ÄGWL organisiert Palliativmedizinischen Konsiliardienst (PKD) 29.06.2009

eingestellt von Webmaster

"Die Praxis hat in der Vergangenheit gezeigt, dass die hohen Anforderungen bzgl. Dokumentation und Kommunikationsverpflichtung sowie die Organisation einer 24stündigen Dienstbereitschaft  nicht von den teilnehmenden Ärzten allein geleistet werden können", äußerte Dr.med. Hans-Heiner Decker, Vorstand der ÄGWL, gegenüber der Presse und ergänzte: „ Hohe bürokratische Anforderungen in der Palliativversorgung erschweren die tägliche Arbeit und befördern so nicht die gewünschte  Einschreibung von Palliativpatienten. Hier eröffnet die ÄGWL ein passgenaues Dienstleistungsangebot, welches sterbenskranken Patienten und teilnehmenden Ärzten zu gleichen Teilen zu gute kommt “

Dieses umfasst die Organisation einer kontinuierlichen Qualitätszirkelarbeit zwischen weitergebildeten Palliativmedizinern und koordinierenden Haus- und Fachärzten sowie den Aufbau eines Dokumentations-  und Kommunikationsstandards zwischen den beteiligten Ärzten untereinander. Zentrales Element hierbei wird die Nutzung  des KV-Safe-Netzes sein, über den sämtliche (schützenswerte) Sozialdaten und Anamnesen der eingeschriebenen Patienten sicher geleitet werden können. Ziel ist es dabei, die konsiliarisch eingeschalteten Palliativmediziner jederzeit in die Lage zu versetzen, raschen  Zugriff auf einen aktualisierten  Datenbestand der betreuten Palliativpatienten zu erhalten.
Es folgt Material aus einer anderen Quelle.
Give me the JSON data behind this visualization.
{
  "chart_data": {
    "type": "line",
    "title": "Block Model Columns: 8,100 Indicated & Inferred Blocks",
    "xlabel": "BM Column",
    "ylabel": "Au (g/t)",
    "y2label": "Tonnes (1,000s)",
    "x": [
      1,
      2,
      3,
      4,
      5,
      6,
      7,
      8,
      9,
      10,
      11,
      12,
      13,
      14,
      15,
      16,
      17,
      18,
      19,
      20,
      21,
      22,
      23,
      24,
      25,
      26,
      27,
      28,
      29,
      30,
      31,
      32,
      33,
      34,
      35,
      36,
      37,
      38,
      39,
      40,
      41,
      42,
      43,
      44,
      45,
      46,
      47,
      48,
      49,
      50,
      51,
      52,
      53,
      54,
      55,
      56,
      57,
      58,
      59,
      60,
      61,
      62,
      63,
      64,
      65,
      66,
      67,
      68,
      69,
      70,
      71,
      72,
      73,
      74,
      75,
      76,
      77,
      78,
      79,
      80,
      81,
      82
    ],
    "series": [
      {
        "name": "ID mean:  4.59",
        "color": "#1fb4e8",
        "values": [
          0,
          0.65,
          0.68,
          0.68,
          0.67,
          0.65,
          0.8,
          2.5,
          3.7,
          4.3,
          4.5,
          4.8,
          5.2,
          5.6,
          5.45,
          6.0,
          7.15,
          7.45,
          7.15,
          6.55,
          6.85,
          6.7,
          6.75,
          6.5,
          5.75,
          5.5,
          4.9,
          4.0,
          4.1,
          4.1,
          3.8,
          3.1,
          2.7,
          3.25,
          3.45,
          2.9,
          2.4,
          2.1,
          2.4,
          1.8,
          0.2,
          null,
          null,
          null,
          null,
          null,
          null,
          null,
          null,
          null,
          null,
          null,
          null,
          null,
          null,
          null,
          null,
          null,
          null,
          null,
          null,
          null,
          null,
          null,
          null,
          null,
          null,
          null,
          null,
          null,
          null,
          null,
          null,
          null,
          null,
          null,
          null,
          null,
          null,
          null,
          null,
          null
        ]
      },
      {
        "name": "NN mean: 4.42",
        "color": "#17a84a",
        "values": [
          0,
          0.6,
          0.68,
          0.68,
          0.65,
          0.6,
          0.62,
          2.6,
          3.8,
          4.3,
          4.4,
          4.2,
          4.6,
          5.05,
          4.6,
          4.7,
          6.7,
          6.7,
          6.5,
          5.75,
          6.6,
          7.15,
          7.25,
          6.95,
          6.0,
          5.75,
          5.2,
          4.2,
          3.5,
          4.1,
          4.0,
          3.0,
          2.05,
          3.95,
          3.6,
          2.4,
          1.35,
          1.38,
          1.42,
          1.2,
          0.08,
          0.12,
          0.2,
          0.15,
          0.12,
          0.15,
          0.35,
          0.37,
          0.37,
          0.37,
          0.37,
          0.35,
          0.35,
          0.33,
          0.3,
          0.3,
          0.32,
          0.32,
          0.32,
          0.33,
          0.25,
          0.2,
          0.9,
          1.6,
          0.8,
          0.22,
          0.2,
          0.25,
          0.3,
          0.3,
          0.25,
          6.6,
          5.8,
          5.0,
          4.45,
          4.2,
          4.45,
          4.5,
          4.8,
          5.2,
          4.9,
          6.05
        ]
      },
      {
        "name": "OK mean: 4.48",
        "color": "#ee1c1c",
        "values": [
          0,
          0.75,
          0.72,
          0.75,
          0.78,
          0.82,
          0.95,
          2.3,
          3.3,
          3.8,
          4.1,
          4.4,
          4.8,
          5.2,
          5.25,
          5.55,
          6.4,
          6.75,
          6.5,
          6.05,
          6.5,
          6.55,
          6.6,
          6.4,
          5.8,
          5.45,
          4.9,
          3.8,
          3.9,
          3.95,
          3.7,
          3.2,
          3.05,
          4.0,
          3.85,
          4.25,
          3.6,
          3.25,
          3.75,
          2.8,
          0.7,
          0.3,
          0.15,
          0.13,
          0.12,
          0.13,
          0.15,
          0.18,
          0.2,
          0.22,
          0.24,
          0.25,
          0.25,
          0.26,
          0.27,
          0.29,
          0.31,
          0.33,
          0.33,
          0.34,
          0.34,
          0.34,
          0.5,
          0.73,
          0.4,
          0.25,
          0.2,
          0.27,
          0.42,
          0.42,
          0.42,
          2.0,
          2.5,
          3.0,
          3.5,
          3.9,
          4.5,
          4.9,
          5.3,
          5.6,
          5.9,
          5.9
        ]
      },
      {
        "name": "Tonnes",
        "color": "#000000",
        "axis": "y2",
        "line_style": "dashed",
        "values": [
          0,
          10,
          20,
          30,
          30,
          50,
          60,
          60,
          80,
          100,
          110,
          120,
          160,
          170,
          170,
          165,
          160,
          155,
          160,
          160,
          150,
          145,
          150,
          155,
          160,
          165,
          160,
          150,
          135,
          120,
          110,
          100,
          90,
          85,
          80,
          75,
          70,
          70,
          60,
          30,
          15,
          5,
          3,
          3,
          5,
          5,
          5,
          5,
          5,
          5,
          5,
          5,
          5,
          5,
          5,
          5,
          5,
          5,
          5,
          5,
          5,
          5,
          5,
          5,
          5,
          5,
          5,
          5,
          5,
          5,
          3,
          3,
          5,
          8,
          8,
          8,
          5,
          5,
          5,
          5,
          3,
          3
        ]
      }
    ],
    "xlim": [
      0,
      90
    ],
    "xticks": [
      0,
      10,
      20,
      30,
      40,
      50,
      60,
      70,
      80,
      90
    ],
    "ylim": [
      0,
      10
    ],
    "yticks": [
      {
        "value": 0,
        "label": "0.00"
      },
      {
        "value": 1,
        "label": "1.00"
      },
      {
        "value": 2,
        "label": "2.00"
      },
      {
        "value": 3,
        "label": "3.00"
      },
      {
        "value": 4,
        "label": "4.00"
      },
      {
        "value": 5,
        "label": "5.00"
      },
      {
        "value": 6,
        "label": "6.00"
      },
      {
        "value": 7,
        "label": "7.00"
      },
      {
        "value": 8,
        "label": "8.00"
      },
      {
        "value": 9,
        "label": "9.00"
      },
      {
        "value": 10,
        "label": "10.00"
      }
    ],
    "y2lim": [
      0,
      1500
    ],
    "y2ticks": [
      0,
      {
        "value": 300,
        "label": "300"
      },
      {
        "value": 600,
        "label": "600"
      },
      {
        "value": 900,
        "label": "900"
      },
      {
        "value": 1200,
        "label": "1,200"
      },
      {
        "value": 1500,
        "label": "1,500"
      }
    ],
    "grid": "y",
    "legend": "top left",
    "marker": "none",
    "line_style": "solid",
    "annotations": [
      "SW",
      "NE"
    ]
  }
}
Dieses – zunächst in der umschriebenen ländlichen Region – aufgebaute Pilotprojekt soll später als Dienstleistungsangebot auch anderen Palliativnetzen in Stadt und Land zur Verfügung gestellt werden. Mit diesem Projekt flankiert die ÄGWL die für Westfalen-Lippe geltende Vertragsvereinbarung, die kürzlich zwischen Krankenkassen und der Kassenärztlichen Vereinigung geschlossen wurde.